Las razones del boom
«Mi papá siempre me motivó a que pruebe todo –gimnasia artística, pintura, música, natación, y circo– y después elija. Y elegí. A los 9 años empecé a tomar clases en la escuela La Arena de Gerardo Hochman y desde ese momento nunca más me fui del mundo del circo», recuerda Diana Sauval. Esta futura licenciada en Artes Escénicas con focalización en Artes Circenses de la UNSAM asegura que el entrenamiento de cualquiera de las disciplinas brinda mayor conciencia corporal, disponibilidad de movimiento, disociación, flexibilidad y memoria. A nivel emocional, una satisfacción en cada truco o movimiento y una sensación de libertad por lograr hacer cosas que antes parecían imposibles de llevar a cabo.
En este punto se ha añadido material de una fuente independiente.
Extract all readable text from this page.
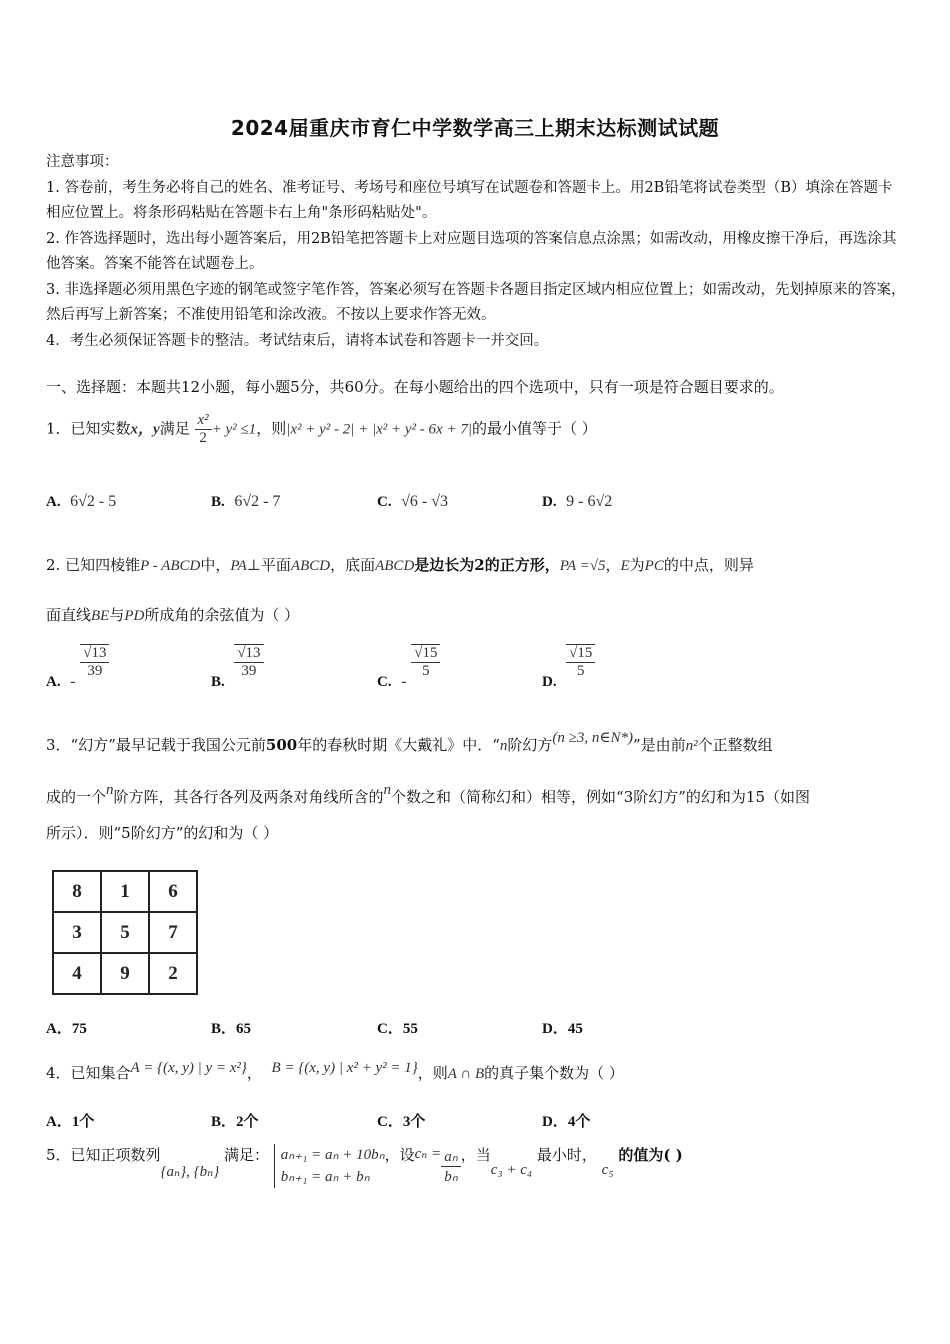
2024届重庆市育仁中学数学高三上期末达标测试试题
注意事项：
1. 答卷前，考生务必将自己的姓名、准考证号、考场号和座位号填写在试题卷和答题卡上。用2B铅笔将试卷类型（B）填涂在答题卡相应位置上。将条形码粘贴在答题卡右上角"条形码粘贴处"。
2. 作答选择题时，选出每小题答案后，用2B铅笔把答题卡上对应题目选项的答案信息点涂黑；如需改动，用橡皮擦干净后，再选涂其他答案。答案不能答在试题卷上。
3. 非选择题必须用黑色字迹的钢笔或签字笔作答，答案必须写在答题卡各题目指定区域内相应位置上；如需改动，先划掉原来的答案，然后再写上新答案；不准使用铅笔和涂改液。不按以上要求作答无效。
4．考生必须保证答题卡的整洁。考试结束后，请将本试卷和答题卡一并交回。
一、选择题：本题共12小题，每小题5分，共60分。在每小题给出的四个选项中，只有一项是符合题目要求的。
1．已知实数x，y满足 $\frac{\text{x²}}{2} + y^2 \le 1$，则|x² + y² - 2| + |x² + y² - 6x + 7|的最小值等于（ ）
A. 6√2 - 5	B. 6√2 - 7	C. √6 - √3	D. 9 - 6√2
2. 已知四棱锥P - ABCD中，PA⊥平面ABCD，底面ABCD是边长为2的正方形，PA =√5，E为PC的中点，则异
面直线BE与PD所成角的余弦值为（ ）
A. -
$\frac{√13}{39}$
B.
$\frac{√13}{39}$
C. -
$\frac{√15}{5}$
D.
$\frac{√15}{5}$
3．“幻方”最早记载于我国公元前500年的春秋时期《大戴礼》中．“n阶幻方(n ≥3, n∈N*)”是由前n²个正整数组
成的一个n阶方阵，其各行各列及两条对角线所含的n个数之和（简称幻和）相等，例如“3阶幻方”的幻和为15（如图
所示）．则“5阶幻方”的幻和为（ ）
8	1	6
3	5	7
4	9	2
A．75	B．65	C．55	D．45
4．已知集合A = {(x, y) | y = x²}， B = {(x, y) | x² + y² = 1}，则A ∩ B的真子集个数为（ ）
A．1个	B．2个	C．3个	D．4个
5．已知正项数列{aₙ}, {bₙ} 满足： aₙ₊₁ = aₙ + 10bₙ
bₙ₊₁ = aₙ + bₙ
，设$c_n = \frac{\text{aₙ}}{\text{bₙ}}$ ，当c₃ + c₄ 最小时， c₅ 的值为( )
De alguna manera, con el paso del tiempo, el circo fue mutando, transformándose a sí mismo. Y ya no solo se asocia a la idea de una carpa gigante a rayas. Circo se hace en un teatro, en una plaza, en espectáculos de calle y en las concurridas escuelas. Esta explosión se fundamenta en más de una razón. Entre los más chicos, espectáculos como los que presenta El Cirque du Soleil motivan a más de uno. «Cuando los niños ven esas piruetas, saltos y vuelos se dan cuenta de que no es necesario ser un superhéroe porque lo están haciendo personas de carne y hueso. Entonces, por qué no intentarlo», sostiene Sauval. Por su parte, Baldín suma otra explicación. «El circo es sano, nuclea acciones solidarias, unifica, genera la ayuda entre iguales. El circo no discrimina, atrae, contiene y llega a donde otras artes no llegan. Por eso las generaciones nuevas buscan un lugar así donde poder expresarse».
Señoras y señores. Niños y niñas… pasen y vean.